La plantation conservatoire de pins de Salzmann accueille des plants depuis 2014, sur lesquels veillent les techniciens de l’ONF © PC

Cadarache, une des des plus anciennes forêts  de la région

Direction maintenant la zone de biodiversité gérée par l’ONF. Le décor est surprenant. Elle fait partie de la belle forêt domaniale de Cadarache dont l’origine se perd dans le passé, puisqu’elle aurait été fondée au Xe siècle par les moines de l’Abbaye St Victor. Elle héberge d’ailleurs des arbres multi-centenaires, qui pour certains, bien que morts, sont conservés pour l’intérêt écologique qu’ils représentent. De l’autre côté de la piste empruntée, les bâtiments futuristes et gigantesques d’ITER. Le choc des cultures…

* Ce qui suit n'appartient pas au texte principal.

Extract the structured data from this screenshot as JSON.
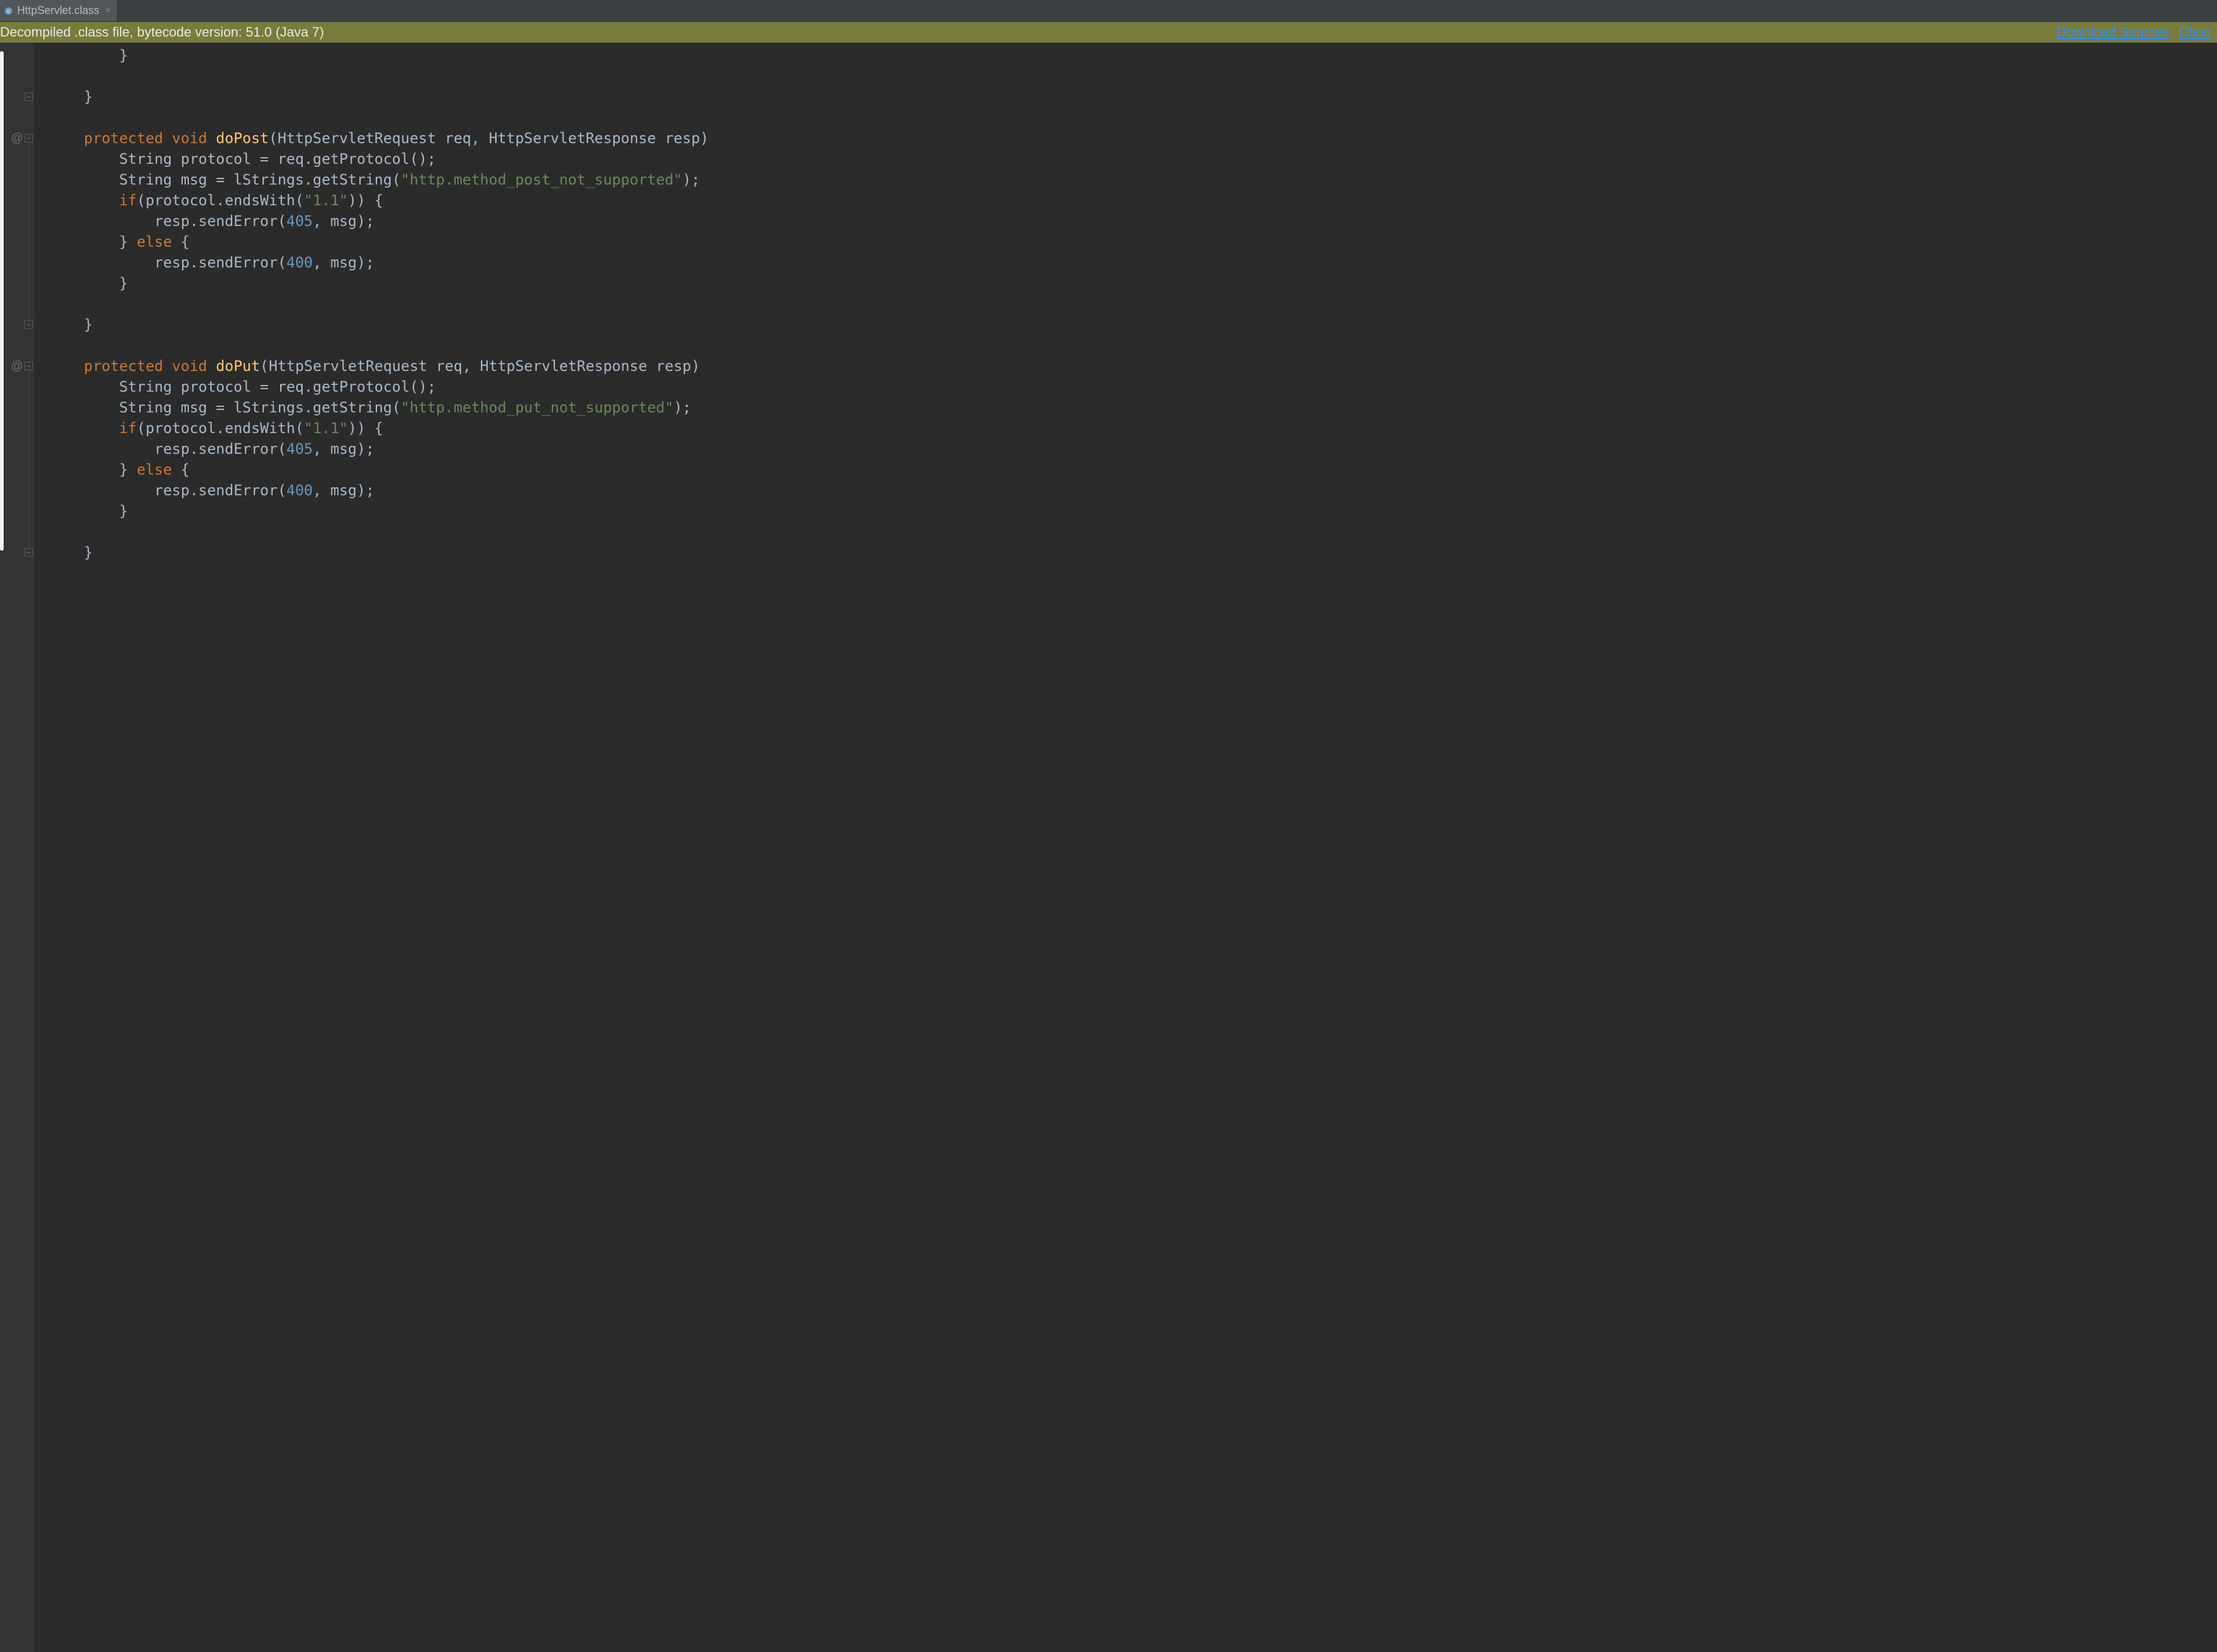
{
  "tab": {
    "filename": "HttpServlet.class"
  },
  "banner": {
    "message": "Decompiled .class file, bytecode version: 51.0 (Java 7)",
    "link1": "Download Sources",
    "link2": "Choo"
  },
  "code": {
    "lines": [
      {
        "indent": 2,
        "tokens": [
          {
            "t": "}",
            "c": "punct"
          }
        ]
      },
      {
        "indent": 0,
        "tokens": []
      },
      {
        "indent": 1,
        "tokens": [
          {
            "t": "}",
            "c": "punct"
          }
        ],
        "fold": "close"
      },
      {
        "indent": 0,
        "tokens": []
      },
      {
        "indent": 1,
        "override": true,
        "fold": "open",
        "tokens": [
          {
            "t": "protected",
            "c": "kw"
          },
          {
            "t": " ",
            "c": "whitespace"
          },
          {
            "t": "void",
            "c": "kw"
          },
          {
            "t": " ",
            "c": "whitespace"
          },
          {
            "t": "doPost",
            "c": "method-def"
          },
          {
            "t": "(",
            "c": "punct"
          },
          {
            "t": "HttpServletRequest req",
            "c": "ident"
          },
          {
            "t": ", ",
            "c": "punct"
          },
          {
            "t": "HttpServletResponse resp",
            "c": "ident"
          },
          {
            "t": ")",
            "c": "punct"
          }
        ]
      },
      {
        "indent": 2,
        "tokens": [
          {
            "t": "String protocol ",
            "c": "ident"
          },
          {
            "t": "= ",
            "c": "op"
          },
          {
            "t": "req",
            "c": "ident"
          },
          {
            "t": ".",
            "c": "punct"
          },
          {
            "t": "getProtocol",
            "c": "call"
          },
          {
            "t": "();",
            "c": "punct"
          }
        ]
      },
      {
        "indent": 2,
        "tokens": [
          {
            "t": "String msg ",
            "c": "ident"
          },
          {
            "t": "= ",
            "c": "op"
          },
          {
            "t": "lStrings",
            "c": "ident"
          },
          {
            "t": ".",
            "c": "punct"
          },
          {
            "t": "getString",
            "c": "call"
          },
          {
            "t": "(",
            "c": "punct"
          },
          {
            "t": "\"http.method_post_not_supported\"",
            "c": "str"
          },
          {
            "t": ");",
            "c": "punct"
          }
        ]
      },
      {
        "indent": 2,
        "tokens": [
          {
            "t": "if",
            "c": "kw"
          },
          {
            "t": "(",
            "c": "punct"
          },
          {
            "t": "protocol",
            "c": "ident"
          },
          {
            "t": ".",
            "c": "punct"
          },
          {
            "t": "endsWith",
            "c": "call"
          },
          {
            "t": "(",
            "c": "punct"
          },
          {
            "t": "\"1.1\"",
            "c": "str"
          },
          {
            "t": ")) {",
            "c": "punct"
          }
        ]
      },
      {
        "indent": 3,
        "tokens": [
          {
            "t": "resp",
            "c": "ident"
          },
          {
            "t": ".",
            "c": "punct"
          },
          {
            "t": "sendError",
            "c": "call"
          },
          {
            "t": "(",
            "c": "punct"
          },
          {
            "t": "405",
            "c": "num"
          },
          {
            "t": ", ",
            "c": "punct"
          },
          {
            "t": "msg",
            "c": "ident"
          },
          {
            "t": ");",
            "c": "punct"
          }
        ]
      },
      {
        "indent": 2,
        "tokens": [
          {
            "t": "} ",
            "c": "punct"
          },
          {
            "t": "else",
            "c": "kw"
          },
          {
            "t": " {",
            "c": "punct"
          }
        ]
      },
      {
        "indent": 3,
        "tokens": [
          {
            "t": "resp",
            "c": "ident"
          },
          {
            "t": ".",
            "c": "punct"
          },
          {
            "t": "sendError",
            "c": "call"
          },
          {
            "t": "(",
            "c": "punct"
          },
          {
            "t": "400",
            "c": "num"
          },
          {
            "t": ", ",
            "c": "punct"
          },
          {
            "t": "msg",
            "c": "ident"
          },
          {
            "t": ");",
            "c": "punct"
          }
        ]
      },
      {
        "indent": 2,
        "tokens": [
          {
            "t": "}",
            "c": "punct"
          }
        ]
      },
      {
        "indent": 0,
        "tokens": []
      },
      {
        "indent": 1,
        "tokens": [
          {
            "t": "}",
            "c": "punct"
          }
        ],
        "fold": "close"
      },
      {
        "indent": 0,
        "tokens": []
      },
      {
        "indent": 1,
        "override": true,
        "fold": "open",
        "tokens": [
          {
            "t": "protected",
            "c": "kw"
          },
          {
            "t": " ",
            "c": "whitespace"
          },
          {
            "t": "void",
            "c": "kw"
          },
          {
            "t": " ",
            "c": "whitespace"
          },
          {
            "t": "doPut",
            "c": "method-def"
          },
          {
            "t": "(",
            "c": "punct"
          },
          {
            "t": "HttpServletRequest req",
            "c": "ident"
          },
          {
            "t": ", ",
            "c": "punct"
          },
          {
            "t": "HttpServletResponse resp",
            "c": "ident"
          },
          {
            "t": ")",
            "c": "punct"
          }
        ]
      },
      {
        "indent": 2,
        "tokens": [
          {
            "t": "String protocol ",
            "c": "ident"
          },
          {
            "t": "= ",
            "c": "op"
          },
          {
            "t": "req",
            "c": "ident"
          },
          {
            "t": ".",
            "c": "punct"
          },
          {
            "t": "getProtocol",
            "c": "call"
          },
          {
            "t": "();",
            "c": "punct"
          }
        ]
      },
      {
        "indent": 2,
        "tokens": [
          {
            "t": "String msg ",
            "c": "ident"
          },
          {
            "t": "= ",
            "c": "op"
          },
          {
            "t": "lStrings",
            "c": "ident"
          },
          {
            "t": ".",
            "c": "punct"
          },
          {
            "t": "getString",
            "c": "call"
          },
          {
            "t": "(",
            "c": "punct"
          },
          {
            "t": "\"http.method_put_not_supported\"",
            "c": "str"
          },
          {
            "t": ");",
            "c": "punct"
          }
        ]
      },
      {
        "indent": 2,
        "tokens": [
          {
            "t": "if",
            "c": "kw"
          },
          {
            "t": "(",
            "c": "punct"
          },
          {
            "t": "protocol",
            "c": "ident"
          },
          {
            "t": ".",
            "c": "punct"
          },
          {
            "t": "endsWith",
            "c": "call"
          },
          {
            "t": "(",
            "c": "punct"
          },
          {
            "t": "\"1.1\"",
            "c": "str"
          },
          {
            "t": ")) {",
            "c": "punct"
          }
        ]
      },
      {
        "indent": 3,
        "tokens": [
          {
            "t": "resp",
            "c": "ident"
          },
          {
            "t": ".",
            "c": "punct"
          },
          {
            "t": "sendError",
            "c": "call"
          },
          {
            "t": "(",
            "c": "punct"
          },
          {
            "t": "405",
            "c": "num"
          },
          {
            "t": ", ",
            "c": "punct"
          },
          {
            "t": "msg",
            "c": "ident"
          },
          {
            "t": ");",
            "c": "punct"
          }
        ]
      },
      {
        "indent": 2,
        "tokens": [
          {
            "t": "} ",
            "c": "punct"
          },
          {
            "t": "else",
            "c": "kw"
          },
          {
            "t": " {",
            "c": "punct"
          }
        ]
      },
      {
        "indent": 3,
        "tokens": [
          {
            "t": "resp",
            "c": "ident"
          },
          {
            "t": ".",
            "c": "punct"
          },
          {
            "t": "sendError",
            "c": "call"
          },
          {
            "t": "(",
            "c": "punct"
          },
          {
            "t": "400",
            "c": "num"
          },
          {
            "t": ", ",
            "c": "punct"
          },
          {
            "t": "msg",
            "c": "ident"
          },
          {
            "t": ");",
            "c": "punct"
          }
        ]
      },
      {
        "indent": 2,
        "tokens": [
          {
            "t": "}",
            "c": "punct"
          }
        ]
      },
      {
        "indent": 0,
        "tokens": []
      },
      {
        "indent": 1,
        "tokens": [
          {
            "t": "}",
            "c": "punct"
          }
        ],
        "fold": "close"
      }
    ]
  }
}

802 hectares pour tester l’avenir

Julien Panchout, directeur territorial 13/84 nous présente les multiples enjeux de cette forêt. « La parcelle sur laquelle nous nous trouvons est gérée dans une optique de régénération naturelle. C’est notre philosophie à l’ONF, on donne juste un « coup de pouce ». Pas de plantation mais un suivi des arbres, des interventions dosées et menées de manière graduelle. Notre travail de forestier ici est d’accélérer la transition des essences. On voit bien qu’elles sont affectées différemment par le changement climatique. On assiste pour le chêne pubescent à une « descente de cîme ». C’est-à-dire que les branches sommitales se dessèchent pour concentrer la circulation de la sève à une moindre hauteur. A contrario, le chêne vert est plus résistant et le remplace petit à petit. C’est l’étude grandeur nature de la capacité de résilience de la forêt ».

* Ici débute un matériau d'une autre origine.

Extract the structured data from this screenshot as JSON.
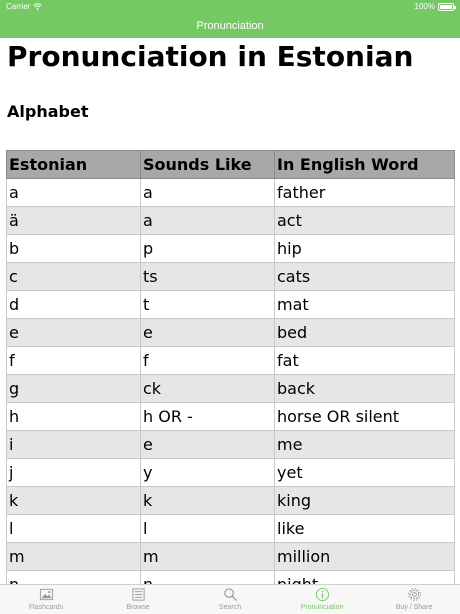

Julien Panchout devant l’un des arbres les plus vieux de la forêt de Cadarache, mort mais toujours utile à la biodiversité © PC

Place à la forêt mosaïque

C’est le concept retenu par l’ONF comme fondement de l’adaptation des forêts. Il s’agit de privilégier une diversification des futaies (régulière ou irrégulière), d’essences, et de favoriser une alternance de zones de régénération naturelle avec des zones de plantations. Les zones de libre évolution quant à elles contribuent à la protection de la biodiversité. A Cadarache, ce sont plus de 150 espèces d’oiseaux qui ont été identifiées, sans compter chiroptères (chauve-souris), insectes et bien sûr grands comme petits mammifères.

La forêt mosaïque @ ONF

Quels débouchés pour la production ?

Le bois coupé est valorisé à 80% dans la filière bois (bois d’industrie et bois énergie) et à 20% pour le bois d’œuvre (meubles, constructions). Quant à la destination de cette production, elle est distribuée exclusivement en local, à savoir dans les département des Bouches du Rhône, du Var et du Vaucluse.

La forêt de Cadarache © ONF

La forêt en chiffres

Constat alarmant : la mortalité des arbres s’est nettement accélérée, avec une augmentation ces 10 dernières années. On aboutit notamment au constat d’une capacité de séquestration du carbone divisée par 2 en 10 ans.

Avec  1 million et demi d’hectares, la Région Sud se place en deuxième position pour son taux de boisement, 48% pour 29% en moyenne au niveau national. Elle se caractérise également par une grande richesse biologique de ses espaces naturels, entre Méditerranée et Alpes. 34% des surfaces sont gérées par l’ONF.